The office was in an old and pretty building on a pretty street. And the building was very quiet. And though I didn’t ever really feel cold when I was there, I always felt rather cool. I think maybe my toes were actually cold. But it was hard to tell. In the winter months, even a mere two blocks from the beach, tedium can have quite a cooling effect. In any case, there was little to warm the place.
The office consisted of one Big Room with three big glass tables, each of which boasted several big computer monitors. The walls of the Big Room were exposed antique brick, and the high ceiling far above boasted huge wooden beams. Everyone who worked for the hedge fund sat in the Big Room. The Head Hedger usually did not arrive in the office until after the sun rose, while the rest of us were there, warming up our computers in the dark before dawn. But when he arrived, the Head Hedger worked in the Big Room with us.
There was a kitchen, of sorts, tucked into the corner of the big room. It was only a kitchen of sorts, because it lacked most of the things that make a kitchen a kitchen. Namely, food, and the things used to prepare it. There was a sink, but bathrooms have sinks. There was a fridge, but there was nothing to keep cool in it. There was no coffee pot, no microwave, no stove or oven. My first day on the job, I brought a microwaveable lunch. Halfway through the day I realized that I had no way of heating it up, and, furthermore, that no one else stopped working to eat. Occasionally, one of the traders would step out to buy a cup of coffee. But no one ever took a lunch break, and no one ever told me I could have one. While I’m not sad to collect an hour of overtime, I am generally a sad not to eat.
There was only one other room in the office, which served as a conference room. It was only a normal-sized room, reachable by a staircase, but it overlooked the big room the way a screened in porch would sit above a big back yard. From our glass tables below, we could look up at the blank windows of the dark conference room and see a row of potted ferns on a shelf below the windows.
The woman training me told me that the Plant Guy was an entertaining weekly event. He was far from entertaining, but he still drew the gaze of everyone in the Big Room every time he came as he clattered in with his tall ladder. He was everything the hedgers were not. While they sat sober, peaked and pale over their computers, the Plant Guy was tanned and jovial, and perhaps a little stoned. But he was stymied by the ferns, which were dead and drying in the cool afternoon light that shone through the opposite window high in the brick wall of the Big Room.
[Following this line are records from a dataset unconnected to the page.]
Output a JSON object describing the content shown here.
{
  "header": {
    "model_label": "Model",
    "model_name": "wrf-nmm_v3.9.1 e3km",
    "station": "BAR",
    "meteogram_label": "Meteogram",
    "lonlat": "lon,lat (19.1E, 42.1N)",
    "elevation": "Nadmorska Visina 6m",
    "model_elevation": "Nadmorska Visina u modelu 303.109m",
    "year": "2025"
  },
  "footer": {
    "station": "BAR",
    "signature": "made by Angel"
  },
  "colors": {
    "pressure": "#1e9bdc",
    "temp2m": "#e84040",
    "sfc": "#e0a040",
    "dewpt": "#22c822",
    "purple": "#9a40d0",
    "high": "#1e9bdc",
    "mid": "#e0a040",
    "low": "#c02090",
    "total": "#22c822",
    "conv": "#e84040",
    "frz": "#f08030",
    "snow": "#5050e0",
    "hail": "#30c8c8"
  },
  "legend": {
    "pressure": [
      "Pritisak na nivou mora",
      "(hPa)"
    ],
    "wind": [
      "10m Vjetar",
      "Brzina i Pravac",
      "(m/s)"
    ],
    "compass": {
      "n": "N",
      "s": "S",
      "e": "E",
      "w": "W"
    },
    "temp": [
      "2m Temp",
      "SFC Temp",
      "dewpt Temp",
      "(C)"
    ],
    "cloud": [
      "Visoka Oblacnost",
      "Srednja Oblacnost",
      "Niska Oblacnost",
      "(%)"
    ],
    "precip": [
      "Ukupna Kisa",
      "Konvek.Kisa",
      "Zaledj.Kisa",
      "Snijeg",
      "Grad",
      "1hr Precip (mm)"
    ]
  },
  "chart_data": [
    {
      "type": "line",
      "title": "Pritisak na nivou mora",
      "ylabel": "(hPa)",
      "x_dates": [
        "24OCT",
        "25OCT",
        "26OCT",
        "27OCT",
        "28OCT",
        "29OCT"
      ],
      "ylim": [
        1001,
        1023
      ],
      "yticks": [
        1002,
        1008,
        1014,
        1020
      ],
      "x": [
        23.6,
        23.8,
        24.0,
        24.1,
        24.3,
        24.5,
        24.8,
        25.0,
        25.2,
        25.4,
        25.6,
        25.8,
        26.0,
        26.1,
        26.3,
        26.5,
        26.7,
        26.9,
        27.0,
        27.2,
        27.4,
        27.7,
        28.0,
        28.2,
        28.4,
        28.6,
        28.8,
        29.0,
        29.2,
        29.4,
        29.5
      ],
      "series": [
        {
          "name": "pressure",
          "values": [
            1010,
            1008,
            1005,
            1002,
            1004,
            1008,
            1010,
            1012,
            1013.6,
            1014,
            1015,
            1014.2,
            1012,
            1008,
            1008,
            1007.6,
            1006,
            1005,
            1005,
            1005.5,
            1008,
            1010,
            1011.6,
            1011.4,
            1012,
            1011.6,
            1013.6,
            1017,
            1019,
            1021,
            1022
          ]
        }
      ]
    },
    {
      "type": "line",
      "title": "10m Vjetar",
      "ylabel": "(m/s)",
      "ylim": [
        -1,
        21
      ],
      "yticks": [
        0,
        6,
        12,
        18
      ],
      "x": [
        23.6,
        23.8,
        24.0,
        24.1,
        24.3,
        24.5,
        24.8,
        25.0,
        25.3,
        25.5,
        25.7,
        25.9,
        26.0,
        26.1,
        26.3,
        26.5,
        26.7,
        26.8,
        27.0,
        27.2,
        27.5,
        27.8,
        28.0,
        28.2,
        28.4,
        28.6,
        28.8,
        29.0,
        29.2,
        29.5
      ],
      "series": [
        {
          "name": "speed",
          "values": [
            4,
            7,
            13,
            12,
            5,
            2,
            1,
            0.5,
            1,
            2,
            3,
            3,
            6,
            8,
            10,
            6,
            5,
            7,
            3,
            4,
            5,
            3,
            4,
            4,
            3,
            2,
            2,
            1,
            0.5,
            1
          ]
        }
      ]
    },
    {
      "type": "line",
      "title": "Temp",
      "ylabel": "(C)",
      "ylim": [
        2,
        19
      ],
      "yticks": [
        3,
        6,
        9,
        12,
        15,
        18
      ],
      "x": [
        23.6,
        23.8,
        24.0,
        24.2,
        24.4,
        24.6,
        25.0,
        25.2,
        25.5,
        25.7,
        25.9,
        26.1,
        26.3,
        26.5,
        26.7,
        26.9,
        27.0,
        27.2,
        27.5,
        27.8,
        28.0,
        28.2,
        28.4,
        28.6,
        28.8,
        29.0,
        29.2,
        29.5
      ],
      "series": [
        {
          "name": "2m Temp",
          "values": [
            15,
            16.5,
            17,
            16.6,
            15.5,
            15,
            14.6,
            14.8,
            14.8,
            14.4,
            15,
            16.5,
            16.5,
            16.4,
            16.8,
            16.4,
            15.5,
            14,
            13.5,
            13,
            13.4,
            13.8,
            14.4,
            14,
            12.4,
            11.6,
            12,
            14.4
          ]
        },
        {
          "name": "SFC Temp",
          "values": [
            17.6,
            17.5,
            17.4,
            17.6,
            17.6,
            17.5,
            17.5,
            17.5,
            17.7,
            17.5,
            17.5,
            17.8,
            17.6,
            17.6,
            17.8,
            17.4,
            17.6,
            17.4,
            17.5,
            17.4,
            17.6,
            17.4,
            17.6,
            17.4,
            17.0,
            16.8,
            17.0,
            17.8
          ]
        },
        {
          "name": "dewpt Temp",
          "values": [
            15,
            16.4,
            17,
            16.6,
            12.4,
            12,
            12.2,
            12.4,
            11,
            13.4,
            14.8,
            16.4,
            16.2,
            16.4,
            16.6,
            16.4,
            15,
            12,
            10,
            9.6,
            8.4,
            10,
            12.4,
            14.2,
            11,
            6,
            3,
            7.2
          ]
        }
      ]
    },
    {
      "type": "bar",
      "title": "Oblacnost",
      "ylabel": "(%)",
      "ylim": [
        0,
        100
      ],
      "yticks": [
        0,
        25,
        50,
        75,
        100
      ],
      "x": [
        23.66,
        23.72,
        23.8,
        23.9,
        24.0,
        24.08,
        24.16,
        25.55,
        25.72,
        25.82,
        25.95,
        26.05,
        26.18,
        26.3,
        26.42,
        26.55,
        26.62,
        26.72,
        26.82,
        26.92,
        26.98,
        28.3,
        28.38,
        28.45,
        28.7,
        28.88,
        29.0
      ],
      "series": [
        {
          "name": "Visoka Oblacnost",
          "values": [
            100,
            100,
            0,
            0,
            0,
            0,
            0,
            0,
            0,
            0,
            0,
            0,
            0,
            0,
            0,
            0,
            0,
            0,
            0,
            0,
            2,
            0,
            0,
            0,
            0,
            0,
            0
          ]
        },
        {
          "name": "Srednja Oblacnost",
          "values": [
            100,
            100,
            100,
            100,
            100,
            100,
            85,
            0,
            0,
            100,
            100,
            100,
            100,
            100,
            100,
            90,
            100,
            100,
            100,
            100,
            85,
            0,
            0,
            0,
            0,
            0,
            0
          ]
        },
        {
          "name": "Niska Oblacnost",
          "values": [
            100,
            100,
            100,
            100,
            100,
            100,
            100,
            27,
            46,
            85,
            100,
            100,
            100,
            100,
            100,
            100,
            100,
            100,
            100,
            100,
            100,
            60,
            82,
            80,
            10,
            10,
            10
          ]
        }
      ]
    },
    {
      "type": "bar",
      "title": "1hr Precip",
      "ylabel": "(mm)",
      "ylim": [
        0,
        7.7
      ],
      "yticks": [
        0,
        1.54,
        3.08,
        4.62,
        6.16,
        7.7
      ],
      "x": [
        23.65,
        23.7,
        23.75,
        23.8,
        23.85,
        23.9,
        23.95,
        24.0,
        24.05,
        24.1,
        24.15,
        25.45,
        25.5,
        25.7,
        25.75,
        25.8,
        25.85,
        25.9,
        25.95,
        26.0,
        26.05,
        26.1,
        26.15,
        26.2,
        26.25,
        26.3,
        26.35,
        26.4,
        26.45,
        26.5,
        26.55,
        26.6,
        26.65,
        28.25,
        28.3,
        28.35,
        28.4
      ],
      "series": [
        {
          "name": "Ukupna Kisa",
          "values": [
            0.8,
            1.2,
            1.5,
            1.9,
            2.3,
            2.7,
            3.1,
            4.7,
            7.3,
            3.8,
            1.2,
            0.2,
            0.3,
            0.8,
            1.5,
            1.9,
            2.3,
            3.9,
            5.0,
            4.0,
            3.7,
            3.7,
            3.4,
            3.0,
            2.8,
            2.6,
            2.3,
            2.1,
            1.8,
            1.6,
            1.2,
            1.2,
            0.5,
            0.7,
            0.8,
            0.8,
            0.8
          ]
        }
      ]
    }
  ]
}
The Head Hedger asked the Plant Guy the first week of my employ to do something about the dead ferns. But when he came back the next week, nothing had changed. The Plant Guy had not talked to his boss about getting new plants, and had no remedy for the dead ones that sat looking over our heads. So the Head Hedger asked him to take the dead plants away. Better to have a blank space, he said, than to have dead plants in a place of business. And then he said it again, as if the dead ferns intended to do his hedge fund harm, “it’s a bad idea to have dead plants where you do business.”
We were all quiet after this, even the Plant Guy. And while work never stopped for lunch, it stopped long enough for everyone to watch the Plant Guy take down the dead ferns. He climbed his tall ladder and took them down from the shelf, one by one. They were so dead and dry that their brittle leaves broke and crumbled at his touch, and the pitiful dead fronds drifted through the watery winter light from the window to the settle on the concrete floor.
The Head Hedger, I knew, could teach me a couple things, if I wanted to learn. About music, about money, and about the dangers of allowing a living thing to wither in a place of business.